If you find a security vulnerability in mnemon, please report it privately:

• Preferred: open a GitHub Security Advisory. This keeps the discussion private until a fix ships.
• Alternative: email security@nousergon.ai with a description and reproduction steps.

Please do not open a public issue for security reports. I aim to acknowledge within 72 hours and ship a fix or mitigation within 14 days for high-severity issues.

mnemon is a self-hosted single-user memory server. The following are in scope:

• Authentication bypass: any path that lets an unauthenticated request reach an MCP tool or the SQLite vault.
• OAuth flow flaws: PKCE downgrade, code/token leakage, JWT signature verification gaps, DCR abuse, replay attacks.
• Injection or escalation: SQL injection, path traversal, command injection in any of the CLI tools or hooks.
• Cryptographic mistakes: weak key generation, insecure storage of private.pem, refresh token predictability, timing attacks on passphrase comparison.
• Vault data exposure: any path that lets one self-host user read another's vault, or that leaks vault contents through error messages, logs, or unauthenticated endpoints.

The following are out of scope:

• DoS via traffic volume (single-user infrastructure; rate-limit it yourself if you expose to the public internet).
• Self-XSS in the passphrase login form (it's a single-user form; no other user to attack).
• Issues that require local filesystem or process access (the SQLite vault and private.pem are protected by file-system permissions; if your machine is compromised, mnemon's threat model has already failed).
• Vulnerabilities in upstream dependencies that have not been disclosed publicly — please report those to the upstream project first.
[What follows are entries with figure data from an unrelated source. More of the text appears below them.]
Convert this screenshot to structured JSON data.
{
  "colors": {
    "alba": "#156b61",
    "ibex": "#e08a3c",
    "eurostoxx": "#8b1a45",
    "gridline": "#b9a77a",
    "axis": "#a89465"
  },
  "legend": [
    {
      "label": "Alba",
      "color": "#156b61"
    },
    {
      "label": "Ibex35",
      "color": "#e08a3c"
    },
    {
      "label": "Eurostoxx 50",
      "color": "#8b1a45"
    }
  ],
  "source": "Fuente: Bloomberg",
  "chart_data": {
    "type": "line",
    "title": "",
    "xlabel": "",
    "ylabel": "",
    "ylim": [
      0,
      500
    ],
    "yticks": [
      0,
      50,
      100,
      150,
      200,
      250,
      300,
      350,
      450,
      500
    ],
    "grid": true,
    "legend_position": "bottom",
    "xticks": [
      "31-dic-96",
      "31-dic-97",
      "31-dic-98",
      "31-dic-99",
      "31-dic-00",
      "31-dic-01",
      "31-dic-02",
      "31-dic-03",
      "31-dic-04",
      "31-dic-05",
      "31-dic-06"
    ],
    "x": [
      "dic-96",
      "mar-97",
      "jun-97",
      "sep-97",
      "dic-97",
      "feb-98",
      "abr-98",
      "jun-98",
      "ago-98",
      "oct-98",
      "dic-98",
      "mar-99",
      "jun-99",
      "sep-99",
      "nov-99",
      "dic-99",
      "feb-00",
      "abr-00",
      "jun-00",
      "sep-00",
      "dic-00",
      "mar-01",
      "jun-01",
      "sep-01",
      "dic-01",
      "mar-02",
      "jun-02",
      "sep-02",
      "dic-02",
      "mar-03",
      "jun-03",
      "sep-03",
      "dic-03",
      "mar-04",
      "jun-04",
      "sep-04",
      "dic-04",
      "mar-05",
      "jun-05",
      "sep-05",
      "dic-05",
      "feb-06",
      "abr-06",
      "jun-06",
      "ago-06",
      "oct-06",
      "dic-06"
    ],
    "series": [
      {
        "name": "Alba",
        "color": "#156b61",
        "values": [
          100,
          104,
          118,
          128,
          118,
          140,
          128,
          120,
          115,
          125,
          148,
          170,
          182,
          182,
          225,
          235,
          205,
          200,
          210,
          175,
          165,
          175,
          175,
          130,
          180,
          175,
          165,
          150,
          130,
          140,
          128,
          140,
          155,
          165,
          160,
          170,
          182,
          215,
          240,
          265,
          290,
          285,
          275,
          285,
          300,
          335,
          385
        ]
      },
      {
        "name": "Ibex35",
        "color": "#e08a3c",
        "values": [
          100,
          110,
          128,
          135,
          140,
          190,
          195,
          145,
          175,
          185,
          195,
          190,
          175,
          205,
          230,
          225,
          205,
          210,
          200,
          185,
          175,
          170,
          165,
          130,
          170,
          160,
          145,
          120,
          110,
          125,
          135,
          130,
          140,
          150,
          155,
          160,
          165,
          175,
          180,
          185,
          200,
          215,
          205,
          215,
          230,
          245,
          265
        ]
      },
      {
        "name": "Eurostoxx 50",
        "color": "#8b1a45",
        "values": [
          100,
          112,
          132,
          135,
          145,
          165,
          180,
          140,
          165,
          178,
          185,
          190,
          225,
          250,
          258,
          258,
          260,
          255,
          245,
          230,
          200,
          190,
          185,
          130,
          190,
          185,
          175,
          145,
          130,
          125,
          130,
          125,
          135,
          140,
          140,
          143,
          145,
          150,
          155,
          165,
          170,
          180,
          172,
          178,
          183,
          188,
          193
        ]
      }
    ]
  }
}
mnemon is designed for the single-user self-host case. Important assumptions:

• The server owner is the sole authorized principal. There is no multi-user model and no plan to add one.
• The MNEMON_AS_PASSPHRASE is the only credential gating browser-client access. A secrets.token_urlsafe(32)-class value is required (16-char minimum enforced at boot); shorter passphrases break the security model.
• The MNEMON_LOCAL_TOKEN is a static bearer for headless clients (Claude Code hooks, Cursor) and bypasses OAuth entirely. Treat it as equivalent to a vault-master key.
• The Fly volume holding private.pem, clients.json, refresh_tokens.json, and the SQLite vault is assumed to be encrypted at rest by Fly. Local deploys (or other hosts) inherit whatever the underlying disk encryption provides.
• Network transport is HTTPS-only in production (force_https = true in fly.toml). HTTP is dev-only.

• Generate MNEMON_LOCAL_TOKEN and MNEMON_AS_PASSPHRASE with secrets.token_urlsafe(32) and store them in a password manager. Never reuse credentials across deployments.
• Set MNEMON_ALLOWED_HOSTS to your exact deployment hostname (DNS-rebinding protection).
• Run mnemon doctor after every deploy and verify all 7 checks pass.
• Back up the Fly volume (/data/oauth_keys/ + the SQLite vault) regularly, or enable S3 vault sync.
• If private.pem is ever exposed, delete it from /data/oauth_keys/, restart the server (a new key auto-generates on boot), and reconnect every browser client. All previously-issued JWTs become unverifiable.